Dado que no se trata de la re-presentación ideal del pueblo ausente ya no se trata tampoco del Estado siquiera como ilusión de comunidad. Es el ejercicio directo del poder sin aditamentos más que el de una máscara pública, es decir para el público receptor de la publicidad. No público como común, sino como conocido, como cualquier producto objeto de publicidad, que es público pero no común. Por eso la publicidad de los medios es un aspecto socio del poder que produce al público que la consume ejerciendo la técnica del sufragio, por el cual el absolutismo se sigue llamando democracia y no dictadura. Público que tampoco se re-presenta como conjunto de habitantes individuales, sino como –según un etnógrafo indio- “dividuos”. Es decir los aspectos relevantes, que no se reúnen en in-dividuos- para la publicidad y el consumo –también político- que registran los algoritmos.

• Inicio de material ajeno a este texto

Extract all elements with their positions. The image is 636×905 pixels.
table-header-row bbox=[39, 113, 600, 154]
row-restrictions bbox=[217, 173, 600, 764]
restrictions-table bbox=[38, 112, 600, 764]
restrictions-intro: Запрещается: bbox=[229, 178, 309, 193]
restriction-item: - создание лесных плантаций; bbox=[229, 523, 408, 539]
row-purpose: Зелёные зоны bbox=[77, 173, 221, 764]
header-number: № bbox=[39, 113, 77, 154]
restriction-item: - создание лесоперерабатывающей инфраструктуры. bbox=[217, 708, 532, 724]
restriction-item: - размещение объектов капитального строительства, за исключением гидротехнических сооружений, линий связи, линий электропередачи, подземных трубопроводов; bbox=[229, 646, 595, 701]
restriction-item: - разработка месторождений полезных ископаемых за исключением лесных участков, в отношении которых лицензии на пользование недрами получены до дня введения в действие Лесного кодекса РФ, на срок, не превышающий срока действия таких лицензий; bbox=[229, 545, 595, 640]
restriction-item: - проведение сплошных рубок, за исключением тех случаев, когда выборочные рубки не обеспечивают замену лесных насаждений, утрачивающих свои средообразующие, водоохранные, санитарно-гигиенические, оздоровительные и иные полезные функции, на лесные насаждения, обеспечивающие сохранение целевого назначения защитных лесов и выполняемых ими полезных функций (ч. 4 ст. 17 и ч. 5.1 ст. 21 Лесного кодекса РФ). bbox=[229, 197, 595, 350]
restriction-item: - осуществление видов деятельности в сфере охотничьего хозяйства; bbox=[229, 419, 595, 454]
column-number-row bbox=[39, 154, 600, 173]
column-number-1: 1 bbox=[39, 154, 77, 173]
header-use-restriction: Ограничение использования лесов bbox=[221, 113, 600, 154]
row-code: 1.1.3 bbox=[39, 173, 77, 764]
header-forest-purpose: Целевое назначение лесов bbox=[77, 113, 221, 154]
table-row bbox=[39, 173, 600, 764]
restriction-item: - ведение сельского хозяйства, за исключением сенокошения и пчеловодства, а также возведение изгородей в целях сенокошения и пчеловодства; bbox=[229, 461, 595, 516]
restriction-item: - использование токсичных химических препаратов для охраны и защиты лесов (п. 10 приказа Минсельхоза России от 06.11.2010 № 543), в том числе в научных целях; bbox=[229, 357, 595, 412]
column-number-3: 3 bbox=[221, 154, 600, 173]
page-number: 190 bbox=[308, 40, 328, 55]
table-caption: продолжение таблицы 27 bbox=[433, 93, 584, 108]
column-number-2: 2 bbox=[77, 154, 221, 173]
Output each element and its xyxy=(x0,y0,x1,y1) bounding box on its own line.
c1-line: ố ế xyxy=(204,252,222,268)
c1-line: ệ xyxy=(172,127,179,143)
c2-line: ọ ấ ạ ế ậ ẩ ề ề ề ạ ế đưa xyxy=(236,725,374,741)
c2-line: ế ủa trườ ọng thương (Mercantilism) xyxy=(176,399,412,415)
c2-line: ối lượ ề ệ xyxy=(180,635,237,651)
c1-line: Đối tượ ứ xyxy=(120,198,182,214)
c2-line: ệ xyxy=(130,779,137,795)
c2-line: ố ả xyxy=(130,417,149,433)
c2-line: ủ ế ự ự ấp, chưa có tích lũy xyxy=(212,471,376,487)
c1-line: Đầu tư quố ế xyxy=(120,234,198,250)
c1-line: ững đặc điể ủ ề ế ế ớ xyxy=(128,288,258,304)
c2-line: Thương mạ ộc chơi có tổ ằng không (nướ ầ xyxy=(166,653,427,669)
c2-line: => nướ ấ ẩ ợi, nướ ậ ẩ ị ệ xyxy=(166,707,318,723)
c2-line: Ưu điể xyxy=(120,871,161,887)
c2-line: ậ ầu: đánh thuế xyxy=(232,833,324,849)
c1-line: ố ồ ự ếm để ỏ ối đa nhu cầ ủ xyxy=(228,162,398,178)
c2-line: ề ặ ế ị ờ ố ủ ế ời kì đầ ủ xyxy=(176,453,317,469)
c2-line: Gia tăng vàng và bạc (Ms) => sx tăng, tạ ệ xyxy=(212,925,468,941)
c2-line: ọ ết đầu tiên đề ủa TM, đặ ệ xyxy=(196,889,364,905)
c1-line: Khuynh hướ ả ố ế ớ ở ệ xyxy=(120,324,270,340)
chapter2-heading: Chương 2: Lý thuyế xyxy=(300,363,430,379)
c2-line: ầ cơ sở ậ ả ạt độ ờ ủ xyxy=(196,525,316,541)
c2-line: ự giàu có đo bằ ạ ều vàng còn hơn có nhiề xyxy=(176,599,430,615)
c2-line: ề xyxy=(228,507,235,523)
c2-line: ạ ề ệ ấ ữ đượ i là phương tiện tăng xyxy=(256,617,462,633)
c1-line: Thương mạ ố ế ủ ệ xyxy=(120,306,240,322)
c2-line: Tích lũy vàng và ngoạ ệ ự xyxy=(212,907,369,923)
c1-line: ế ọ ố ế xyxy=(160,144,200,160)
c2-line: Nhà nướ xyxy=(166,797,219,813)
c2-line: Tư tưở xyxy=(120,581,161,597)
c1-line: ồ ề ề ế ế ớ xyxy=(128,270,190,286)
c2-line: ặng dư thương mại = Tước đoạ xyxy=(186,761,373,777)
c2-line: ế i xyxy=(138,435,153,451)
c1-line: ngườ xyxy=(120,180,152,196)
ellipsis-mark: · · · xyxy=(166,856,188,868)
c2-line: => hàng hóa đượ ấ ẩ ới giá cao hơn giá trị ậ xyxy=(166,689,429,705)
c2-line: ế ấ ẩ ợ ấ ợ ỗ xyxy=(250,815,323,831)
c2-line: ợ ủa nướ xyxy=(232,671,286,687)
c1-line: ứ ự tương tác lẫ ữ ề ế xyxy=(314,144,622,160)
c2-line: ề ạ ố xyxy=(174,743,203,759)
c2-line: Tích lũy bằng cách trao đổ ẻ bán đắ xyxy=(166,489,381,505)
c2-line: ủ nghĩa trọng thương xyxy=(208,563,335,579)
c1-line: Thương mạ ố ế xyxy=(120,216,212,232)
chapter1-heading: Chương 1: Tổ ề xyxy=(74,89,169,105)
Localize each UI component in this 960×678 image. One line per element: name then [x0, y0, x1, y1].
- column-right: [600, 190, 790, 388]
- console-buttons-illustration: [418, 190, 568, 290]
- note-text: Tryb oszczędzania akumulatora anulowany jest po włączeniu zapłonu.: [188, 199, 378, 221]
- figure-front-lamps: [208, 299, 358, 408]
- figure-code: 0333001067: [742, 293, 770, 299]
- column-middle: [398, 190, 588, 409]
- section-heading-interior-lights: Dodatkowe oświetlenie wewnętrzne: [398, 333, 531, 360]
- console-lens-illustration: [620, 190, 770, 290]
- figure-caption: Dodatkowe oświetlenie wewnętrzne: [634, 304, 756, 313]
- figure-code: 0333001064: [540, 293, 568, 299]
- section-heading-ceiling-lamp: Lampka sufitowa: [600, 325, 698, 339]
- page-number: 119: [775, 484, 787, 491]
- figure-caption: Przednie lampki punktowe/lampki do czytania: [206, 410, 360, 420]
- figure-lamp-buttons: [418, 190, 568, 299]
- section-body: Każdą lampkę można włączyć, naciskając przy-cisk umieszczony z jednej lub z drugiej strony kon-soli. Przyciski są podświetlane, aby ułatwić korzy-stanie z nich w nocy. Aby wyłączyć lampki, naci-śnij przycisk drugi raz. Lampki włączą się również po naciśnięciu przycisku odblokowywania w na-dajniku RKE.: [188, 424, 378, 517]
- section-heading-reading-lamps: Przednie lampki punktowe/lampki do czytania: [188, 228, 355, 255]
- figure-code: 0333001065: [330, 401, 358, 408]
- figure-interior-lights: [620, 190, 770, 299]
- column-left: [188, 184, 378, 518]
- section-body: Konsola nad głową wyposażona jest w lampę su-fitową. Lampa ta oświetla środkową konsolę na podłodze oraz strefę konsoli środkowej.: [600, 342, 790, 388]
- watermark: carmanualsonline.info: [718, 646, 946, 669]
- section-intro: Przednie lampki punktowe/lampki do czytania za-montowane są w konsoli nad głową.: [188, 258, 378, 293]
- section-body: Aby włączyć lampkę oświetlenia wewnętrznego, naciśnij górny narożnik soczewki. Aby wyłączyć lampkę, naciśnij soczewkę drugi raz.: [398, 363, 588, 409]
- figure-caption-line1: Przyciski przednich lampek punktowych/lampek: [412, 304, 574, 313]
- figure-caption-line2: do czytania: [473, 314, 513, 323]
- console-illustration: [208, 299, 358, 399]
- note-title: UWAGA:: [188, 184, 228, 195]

Estos registros son mucho más potentes que los viejos programas que querían demostrar la re-presentación. Con ellos se conforman esos mensajes elaborados por esos conjuntos borrosos (como decía Piglia) de periodistas intelectuales o intelectuales periodistas de los grandes medios.
El resultado es el absolutismo del poder de los que lo tienen, los poderosos.
Dado que el absolutismo no tiene reglas, la única regla es la del imperium de facto. Su conjunto global es el estado de excepción. Las guerras de todos contra todos atrás de las finanzas y los flujos de capitales. Una guerra en la que se usan las armas cuando es negocio o suma necesidad, cuando no basta con el ejercicio corrupto del poder. Por eso hasta la corrupción está perdiendo su identidad para transformarse en forma “política” normal.De allí que los arrepentidos funcionen como fiscaleslogrando el perdón de los pecados, no sé si por el Señor celestial, pero sí por los jueces terrenos.
Pero el poder de los poderosos no reside en las cualidades presuntas de buen gestor de negocios (aunque lo sean, si lo son) sino en la ventaja (hándicap) de llegar a serlo y esto ya no es una cuestión “política”, sino económica y social. Pertenecer a la trama de intereses de los sectores económicos dominantes, hegemonizados hoy por el capital financiero global. Por eso Clarín pide inversiones en la agro-industria insertada en los grandes grupos trasnacionales (02/09/17).
En suma, se trata del absolutismo del capital en el que el estado de excepción está vigente. Estado de excepción que no es solamente inexistencia de otra regla que no sea la fuerza (Agamben), sino la materialización de esa regla, por medio de aparatos armados.Aparatos que se han venido perfeccionando en sus estrategias y medios, pero que siempre tienen la función de control y disciplinamiento por medio de alguna forma de represión. Que con las nuevas formas ponen en evidencia la naturaleza privativa del absolutismo capitalista. Aunque las nuevas formas no desprecien las ya conocidas de la desaparición, la infiltración y la provocación. Dirigidas ahora directamente por sus patrones.